Kompasianer yang pernah membaca artikel-artikel saya, tentu akan menemukan sepotong cerita tentang aksi advokasi yang saya kerjakan bersama pedagang kaki lima di Pasar Kebayoran Lama.
Advokasi ini adalah sebuah perlawanan kolektif terhadap upaya penggusuran pemprov DKI Jakarta yang saat itu dipimpin oleh Basuki Tjahaja Purnama alias Ahok.
Sebagai seorang aktivis yang juga bekerja sebagai Tenaga Ahli DPR RI, kala itu gaji saya sudah cukup lumayan untuk kebutuhan sehari-hari bersama istri dan anak-anak.
Sehingga, saya bergerak membantu korban penggusuran secara pro bono alias sukarela tanpa kompensasi sepeser pun.
Dari aksi-aksi advokasi itulah, cerita haji ini bermula...
Awal Pertemuan
Medio 2017 menjadi tahun yang tidak akan pernah saya lupakan.

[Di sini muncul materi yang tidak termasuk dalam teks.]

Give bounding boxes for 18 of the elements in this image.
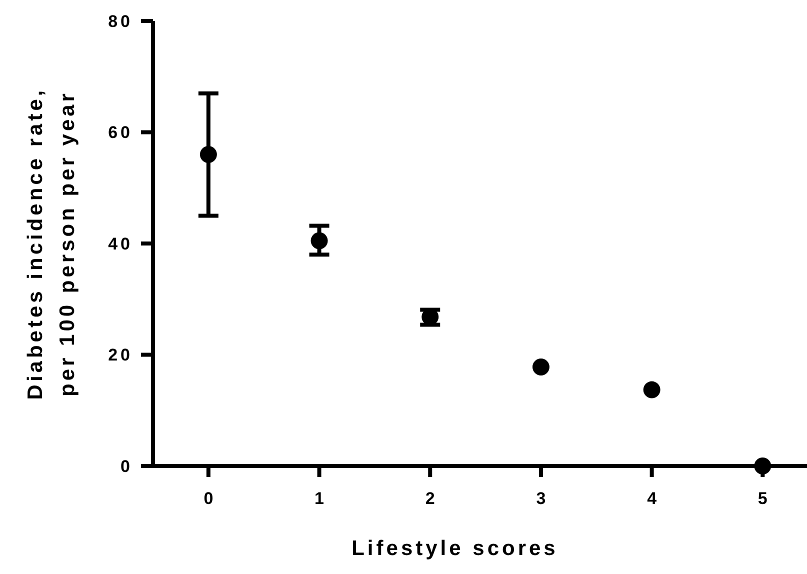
y-axis-title: Diabetes incidence rate, per 100 person per year xyxy=(24,87,79,400)
x-tick-label: 0 xyxy=(204,489,214,508)
y-tick-label: 0 xyxy=(120,456,133,476)
y-tick-label: 80 xyxy=(108,12,133,31)
x-tick-label: 2 xyxy=(425,489,435,508)
x-tick-label: 1 xyxy=(314,489,324,508)
point xyxy=(200,146,217,163)
x-tick-label: 4 xyxy=(647,489,658,508)
x-tick-label: 3 xyxy=(536,489,546,508)
x-axis-title: Lifestyle scores xyxy=(352,537,558,560)
point xyxy=(643,381,660,398)
point xyxy=(310,232,328,250)
y-tick-label: 40 xyxy=(108,234,133,254)
point xyxy=(532,358,550,376)
point xyxy=(754,458,772,474)
y-tick-label: 60 xyxy=(108,123,133,142)
x-tick-label: 5 xyxy=(758,489,768,508)
y-tick-label: 20 xyxy=(108,346,133,365)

Sebagai seorang aktivis dan Tenaga Ahli, saya terbiasa menyusun argumen logis dan menyampaikan narasi berbasis data.
Namun, apa yang terjadi kala itu adalah sebuah ironi besar--pelajaran hidup yang tidak pernah saya duga akan datang dari para pedagang kaki lima yang saya advokasi.

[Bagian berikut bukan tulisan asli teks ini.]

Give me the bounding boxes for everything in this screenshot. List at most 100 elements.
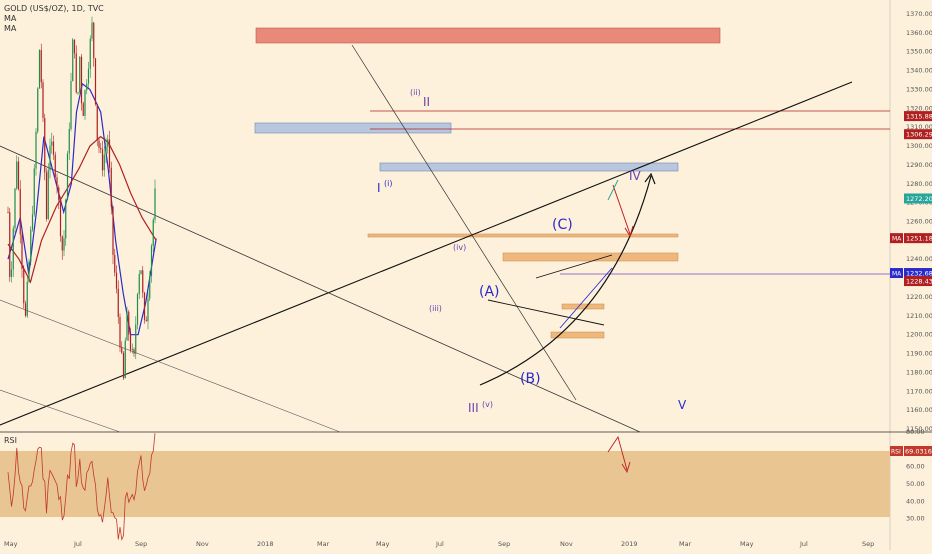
x-tick-label: Mar	[679, 540, 692, 548]
candle-body	[94, 58, 97, 105]
price-labels: 1315.88 1306.29 1272.20 1251.18 MA 1232.68 MA 1…	[890, 111, 932, 457]
candle-body	[61, 236, 63, 251]
symbol-title: GOLD (US$/OZ), 1D, TVC	[4, 4, 104, 13]
blue-trendline[interactable]	[559, 267, 613, 329]
candle-body	[12, 228, 14, 270]
x-tick-label: Nov	[196, 540, 209, 548]
candle-body	[70, 81, 72, 130]
candle-body	[45, 172, 48, 220]
price-tick-label: 1260.00	[906, 218, 932, 226]
candle-body	[68, 129, 70, 154]
candle-body	[145, 319, 147, 322]
price-label-box	[904, 268, 932, 279]
level-zone-3[interactable]	[561, 303, 605, 310]
rising-trendline[interactable]	[0, 81, 853, 426]
candle-body	[143, 292, 146, 320]
wave-label: (C)	[552, 217, 573, 233]
triangle-upper-line[interactable]	[487, 299, 605, 326]
price-tick-label: 1280.00	[906, 180, 932, 188]
rsi-projection-arrow	[607, 435, 628, 471]
projection-arc[interactable]	[479, 175, 652, 386]
price-tick-label: 1180.00	[906, 368, 932, 376]
x-axis-labels: May Jul Sep Nov 2018 Mar May Jul Sep Nov 2019 Mar Ma…	[4, 540, 874, 548]
candle-body	[129, 334, 132, 350]
indicator-label-1[interactable]: MA	[4, 14, 17, 23]
level-zone-4[interactable]	[550, 331, 605, 339]
candle-body	[128, 311, 130, 335]
candle-body	[154, 188, 156, 220]
price-label-value: 1272.20	[906, 195, 932, 203]
price-tick-label: 1290.00	[906, 161, 932, 169]
projection-arrowhead	[644, 172, 656, 185]
candle-body	[19, 189, 21, 235]
ma-tag-box	[890, 268, 903, 279]
price-tick-label: 1300.00	[906, 142, 932, 150]
candle-body	[63, 238, 65, 251]
candle-body	[86, 83, 88, 91]
target-zone[interactable]	[379, 162, 679, 172]
x-tick-label: May	[740, 540, 754, 548]
candle-body	[49, 145, 51, 171]
triangle-line-2[interactable]	[535, 254, 613, 279]
candle-body	[58, 187, 60, 200]
rsi-tick-label: 60.00	[906, 463, 925, 471]
candle-body	[47, 170, 49, 220]
candle-body	[135, 324, 137, 354]
x-tick-label: Nov	[560, 540, 573, 548]
wave-label: V	[678, 398, 687, 412]
candle-body	[28, 261, 30, 282]
candle-body	[9, 212, 11, 277]
price-tick-label: 1210.00	[906, 312, 932, 320]
candle-body	[82, 103, 84, 116]
candle-body	[80, 56, 83, 104]
level-zone-2[interactable]	[502, 252, 679, 262]
wave-label: (iii)	[429, 304, 442, 313]
x-tick-label: Sep	[498, 540, 510, 548]
wave-label: III	[468, 401, 479, 415]
lower-channel-line-2[interactable]	[0, 389, 121, 433]
rsi-label[interactable]: RSI	[4, 436, 17, 445]
candle-body	[84, 90, 86, 116]
rsi-projection-arrowhead	[621, 461, 631, 474]
candle-body	[75, 53, 77, 93]
candle-body	[54, 154, 56, 178]
indicator-label-2[interactable]: MA	[4, 24, 17, 33]
x-tick-label: Sep	[862, 540, 874, 548]
price-tick-label: 1160.00	[906, 406, 932, 414]
rsi-value-label: 69.0316	[905, 448, 932, 456]
x-tick-label: Mar	[317, 540, 330, 548]
candle-body	[112, 206, 114, 255]
resistance-zone[interactable]	[255, 27, 721, 44]
candle-body	[89, 38, 91, 69]
level-zone-1[interactable]	[367, 233, 679, 238]
wave-label: (i)	[384, 179, 392, 188]
red-drop-arrow[interactable]	[612, 184, 631, 235]
support-zone-upper[interactable]	[254, 122, 452, 134]
moving-average-line-2[interactable]	[7, 135, 157, 284]
candle-body	[7, 212, 9, 213]
red-drop-arrowhead	[624, 225, 634, 238]
trendlines-layer	[0, 44, 853, 433]
wave-label: (A)	[479, 284, 500, 300]
candle-body	[114, 254, 116, 273]
x-tick-label: Jul	[435, 540, 444, 548]
ma-tag-box	[890, 233, 903, 244]
wave-decline-line[interactable]	[351, 44, 577, 401]
candle-body	[119, 317, 121, 348]
candle-body	[126, 311, 128, 341]
price-tick-label: 1340.00	[906, 67, 932, 75]
candle-body	[51, 141, 53, 146]
falling-trendline[interactable]	[0, 145, 641, 433]
candle-body	[16, 161, 18, 189]
lower-channel-line-1[interactable]	[0, 299, 341, 433]
candle-body	[98, 140, 100, 148]
ma-tag-label: MA	[892, 236, 902, 243]
candle-body	[87, 68, 90, 84]
candle-body	[147, 298, 149, 322]
candle-body	[107, 139, 109, 148]
price-pane	[0, 0, 890, 432]
wave-label: II	[423, 95, 430, 109]
candle-body	[26, 281, 28, 316]
rsi-line[interactable]	[7, 433, 156, 541]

Pada saat itu, sekira 20-an orang pedagang kaki lima di sebuah pasar yang terancam penggusuran datang kepada saya.
Ibu Aisyah dan Pak Hamzah pedagang ayam potong menjadi pemimpin rombongan dan juru bicara. Mereka bukan hanya meminta bantuan hukum, tetapi juga mengharapkan keadilan.